The result, as has been well reported, is a sharp rise in enrolment rates across many African and Asian countries. But the problem has been a widespread, but largely anecdotal, perception that educational achievement has fallen. In my visits to Uganda in the last few years, I kept on hearing complaints about overcrowded schools, a lack of textbooks and poor teacher-children ratios.
Despite pledges of increased funding for education from international donors to support improved access, the money often didn't seem to percolate down to the schools where it was needed. This is also the story in India. Enrolment rates are now running at about 95%, and a new tax has been introduced to pay for universal primary education.
But Rukmini Banerji, director of an NGO, Pratham, discovered disturbing signs that children didn't seem to benefiting. The children may have been at school, but what were they actually learning​? No one seemed to know. The only assessment the government carried out was a national sample once every three to four years, but it didn't cover all educational districts. So six years ago, Pratham took on the enormous task of finding out what Indian children were learning.
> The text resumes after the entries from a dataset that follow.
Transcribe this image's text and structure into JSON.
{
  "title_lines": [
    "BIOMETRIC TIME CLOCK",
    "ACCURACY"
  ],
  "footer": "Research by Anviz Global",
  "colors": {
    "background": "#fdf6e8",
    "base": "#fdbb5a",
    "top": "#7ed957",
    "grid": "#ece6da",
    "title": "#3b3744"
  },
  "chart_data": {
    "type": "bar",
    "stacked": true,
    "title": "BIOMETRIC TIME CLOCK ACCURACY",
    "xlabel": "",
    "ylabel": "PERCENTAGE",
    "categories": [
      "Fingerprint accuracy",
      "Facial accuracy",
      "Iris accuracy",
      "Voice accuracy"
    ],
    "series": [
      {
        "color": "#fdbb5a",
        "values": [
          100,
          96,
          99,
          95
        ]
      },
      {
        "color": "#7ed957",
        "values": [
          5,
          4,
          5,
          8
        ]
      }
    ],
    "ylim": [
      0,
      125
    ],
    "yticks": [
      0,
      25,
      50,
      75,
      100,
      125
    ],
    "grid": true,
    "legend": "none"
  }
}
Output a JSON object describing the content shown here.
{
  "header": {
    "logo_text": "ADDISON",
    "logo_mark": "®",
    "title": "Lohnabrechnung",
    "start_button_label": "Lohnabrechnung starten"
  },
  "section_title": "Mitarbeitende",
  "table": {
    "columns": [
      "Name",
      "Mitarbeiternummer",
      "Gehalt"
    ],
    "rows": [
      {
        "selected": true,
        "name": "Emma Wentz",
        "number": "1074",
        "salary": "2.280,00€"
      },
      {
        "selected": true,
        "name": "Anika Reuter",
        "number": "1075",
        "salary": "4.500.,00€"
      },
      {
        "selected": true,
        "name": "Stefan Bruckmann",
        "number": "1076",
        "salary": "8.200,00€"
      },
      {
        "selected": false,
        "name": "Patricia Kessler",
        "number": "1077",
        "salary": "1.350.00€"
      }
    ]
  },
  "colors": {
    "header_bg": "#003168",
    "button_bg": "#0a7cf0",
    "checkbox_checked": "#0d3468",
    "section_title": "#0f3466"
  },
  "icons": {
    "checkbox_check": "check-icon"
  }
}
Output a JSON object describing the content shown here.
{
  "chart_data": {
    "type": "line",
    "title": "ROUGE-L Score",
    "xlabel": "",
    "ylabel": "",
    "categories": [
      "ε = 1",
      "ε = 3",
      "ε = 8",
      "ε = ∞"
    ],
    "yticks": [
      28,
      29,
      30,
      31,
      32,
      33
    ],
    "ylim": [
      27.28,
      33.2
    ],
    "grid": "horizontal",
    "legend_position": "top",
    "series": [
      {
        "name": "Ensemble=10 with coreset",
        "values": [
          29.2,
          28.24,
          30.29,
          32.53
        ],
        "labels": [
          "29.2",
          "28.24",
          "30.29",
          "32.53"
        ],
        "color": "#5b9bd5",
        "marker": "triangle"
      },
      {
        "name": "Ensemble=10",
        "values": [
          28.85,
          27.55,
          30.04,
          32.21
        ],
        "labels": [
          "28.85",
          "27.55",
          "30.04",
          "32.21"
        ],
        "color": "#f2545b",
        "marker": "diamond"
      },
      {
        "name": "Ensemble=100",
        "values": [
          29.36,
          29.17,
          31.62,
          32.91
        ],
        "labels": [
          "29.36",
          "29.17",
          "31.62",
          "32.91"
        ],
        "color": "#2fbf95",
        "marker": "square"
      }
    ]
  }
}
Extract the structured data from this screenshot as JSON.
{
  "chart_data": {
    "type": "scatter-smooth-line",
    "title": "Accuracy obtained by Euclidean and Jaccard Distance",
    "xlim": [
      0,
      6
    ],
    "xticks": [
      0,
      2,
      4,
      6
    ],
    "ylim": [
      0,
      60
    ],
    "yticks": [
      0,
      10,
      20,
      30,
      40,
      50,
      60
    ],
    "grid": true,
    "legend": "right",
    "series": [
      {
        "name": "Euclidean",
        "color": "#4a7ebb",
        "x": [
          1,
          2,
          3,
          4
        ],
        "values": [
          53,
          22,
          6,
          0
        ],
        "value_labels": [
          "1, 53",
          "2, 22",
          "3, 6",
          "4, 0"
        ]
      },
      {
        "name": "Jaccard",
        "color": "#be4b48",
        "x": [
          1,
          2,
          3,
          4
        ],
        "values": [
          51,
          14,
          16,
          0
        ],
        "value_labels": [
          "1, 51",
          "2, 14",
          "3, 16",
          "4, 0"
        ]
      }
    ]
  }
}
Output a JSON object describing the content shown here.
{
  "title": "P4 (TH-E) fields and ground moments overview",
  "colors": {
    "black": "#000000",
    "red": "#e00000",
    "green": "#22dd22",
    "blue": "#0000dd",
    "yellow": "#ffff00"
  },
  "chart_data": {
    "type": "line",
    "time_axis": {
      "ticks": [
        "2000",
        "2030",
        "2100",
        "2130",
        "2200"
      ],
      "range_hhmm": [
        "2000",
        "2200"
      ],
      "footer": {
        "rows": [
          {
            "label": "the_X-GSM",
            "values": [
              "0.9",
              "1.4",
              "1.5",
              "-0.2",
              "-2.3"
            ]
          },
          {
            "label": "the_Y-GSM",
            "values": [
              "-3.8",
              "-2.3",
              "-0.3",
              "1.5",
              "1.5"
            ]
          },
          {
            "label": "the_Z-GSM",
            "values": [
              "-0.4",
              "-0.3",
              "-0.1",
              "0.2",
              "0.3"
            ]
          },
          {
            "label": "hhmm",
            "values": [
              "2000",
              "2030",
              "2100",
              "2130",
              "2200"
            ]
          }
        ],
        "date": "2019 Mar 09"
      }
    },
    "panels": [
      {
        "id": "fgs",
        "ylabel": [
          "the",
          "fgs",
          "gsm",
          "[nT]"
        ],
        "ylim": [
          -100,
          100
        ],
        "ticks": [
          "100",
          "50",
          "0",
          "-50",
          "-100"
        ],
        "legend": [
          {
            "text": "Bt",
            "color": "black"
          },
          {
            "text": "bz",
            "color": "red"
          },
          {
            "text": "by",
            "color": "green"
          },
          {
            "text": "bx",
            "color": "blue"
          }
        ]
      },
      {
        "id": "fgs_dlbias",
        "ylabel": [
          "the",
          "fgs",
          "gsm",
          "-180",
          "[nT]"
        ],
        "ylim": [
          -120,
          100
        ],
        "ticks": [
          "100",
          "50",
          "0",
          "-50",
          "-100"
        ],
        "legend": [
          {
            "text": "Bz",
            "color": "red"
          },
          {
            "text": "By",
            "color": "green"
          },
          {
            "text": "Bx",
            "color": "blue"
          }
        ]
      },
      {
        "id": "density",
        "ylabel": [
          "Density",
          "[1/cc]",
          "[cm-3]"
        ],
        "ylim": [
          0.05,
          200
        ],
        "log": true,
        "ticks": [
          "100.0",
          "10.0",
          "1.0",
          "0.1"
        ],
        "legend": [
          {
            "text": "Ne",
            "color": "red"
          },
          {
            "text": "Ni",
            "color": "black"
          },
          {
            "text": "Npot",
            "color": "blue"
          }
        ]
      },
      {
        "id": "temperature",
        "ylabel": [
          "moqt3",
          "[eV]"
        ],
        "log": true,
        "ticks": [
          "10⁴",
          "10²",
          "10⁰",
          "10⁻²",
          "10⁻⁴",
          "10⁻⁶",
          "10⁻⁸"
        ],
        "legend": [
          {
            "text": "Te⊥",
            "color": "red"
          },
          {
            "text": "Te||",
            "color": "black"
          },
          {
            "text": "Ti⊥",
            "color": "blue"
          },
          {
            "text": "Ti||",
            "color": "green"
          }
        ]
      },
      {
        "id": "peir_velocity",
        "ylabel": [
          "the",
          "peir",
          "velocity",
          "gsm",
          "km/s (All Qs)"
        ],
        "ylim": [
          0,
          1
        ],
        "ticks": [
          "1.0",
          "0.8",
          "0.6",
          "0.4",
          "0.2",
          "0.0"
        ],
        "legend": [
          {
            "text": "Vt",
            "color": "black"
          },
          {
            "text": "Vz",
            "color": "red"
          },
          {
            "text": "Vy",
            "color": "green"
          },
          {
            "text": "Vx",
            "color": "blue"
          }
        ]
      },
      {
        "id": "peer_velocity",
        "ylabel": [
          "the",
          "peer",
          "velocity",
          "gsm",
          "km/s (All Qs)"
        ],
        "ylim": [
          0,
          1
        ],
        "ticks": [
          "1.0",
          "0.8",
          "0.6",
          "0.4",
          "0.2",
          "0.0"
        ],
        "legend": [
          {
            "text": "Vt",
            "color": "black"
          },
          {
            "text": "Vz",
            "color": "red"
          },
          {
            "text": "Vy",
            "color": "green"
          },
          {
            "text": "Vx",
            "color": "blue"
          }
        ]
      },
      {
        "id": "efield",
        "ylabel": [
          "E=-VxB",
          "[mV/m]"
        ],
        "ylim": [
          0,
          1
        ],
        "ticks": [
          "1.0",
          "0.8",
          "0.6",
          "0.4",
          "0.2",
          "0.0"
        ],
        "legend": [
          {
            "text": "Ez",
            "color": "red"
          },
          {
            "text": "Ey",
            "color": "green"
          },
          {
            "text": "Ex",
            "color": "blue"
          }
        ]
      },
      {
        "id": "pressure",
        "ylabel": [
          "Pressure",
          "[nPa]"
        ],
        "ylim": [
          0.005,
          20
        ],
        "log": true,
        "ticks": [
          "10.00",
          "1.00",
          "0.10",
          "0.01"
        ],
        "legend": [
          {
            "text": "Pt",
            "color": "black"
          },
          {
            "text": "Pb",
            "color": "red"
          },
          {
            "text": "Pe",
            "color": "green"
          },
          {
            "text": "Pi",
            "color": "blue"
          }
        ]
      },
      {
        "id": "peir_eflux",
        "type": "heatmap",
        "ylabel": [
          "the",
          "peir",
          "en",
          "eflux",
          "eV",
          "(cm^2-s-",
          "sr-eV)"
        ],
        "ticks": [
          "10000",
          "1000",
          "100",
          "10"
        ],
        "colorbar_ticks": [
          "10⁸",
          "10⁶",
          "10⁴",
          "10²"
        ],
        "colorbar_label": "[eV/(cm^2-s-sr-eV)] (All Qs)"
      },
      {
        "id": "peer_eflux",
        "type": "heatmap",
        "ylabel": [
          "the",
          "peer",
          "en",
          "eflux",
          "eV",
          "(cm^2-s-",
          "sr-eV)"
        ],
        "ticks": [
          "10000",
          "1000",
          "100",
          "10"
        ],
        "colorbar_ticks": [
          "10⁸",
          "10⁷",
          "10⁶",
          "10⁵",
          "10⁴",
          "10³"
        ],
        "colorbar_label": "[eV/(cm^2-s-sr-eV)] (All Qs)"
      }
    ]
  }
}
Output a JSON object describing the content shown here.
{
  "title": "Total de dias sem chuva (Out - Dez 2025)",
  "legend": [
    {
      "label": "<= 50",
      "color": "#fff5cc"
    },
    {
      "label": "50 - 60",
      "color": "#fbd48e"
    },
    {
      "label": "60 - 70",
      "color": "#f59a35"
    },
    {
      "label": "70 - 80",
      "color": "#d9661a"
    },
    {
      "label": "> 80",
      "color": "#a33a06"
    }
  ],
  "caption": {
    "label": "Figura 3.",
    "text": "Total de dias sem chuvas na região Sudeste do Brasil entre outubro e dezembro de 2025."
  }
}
The results were horrifying. Some 50% of children after five years in school could not read at the level expected after two years of schooling; millions of children were falling behind and being consigned to educational failure (all the international studies show that once kids fall behind – fail to learn the alphabet properly, for example – it is very difficult for them to catch up).
In bald figures, of India's 200 million children, 195 million are now in school but fewer than 100 million are actually learning to read and do basic maths. They may be in school for five hours a day, but it is not doing them or the country much good.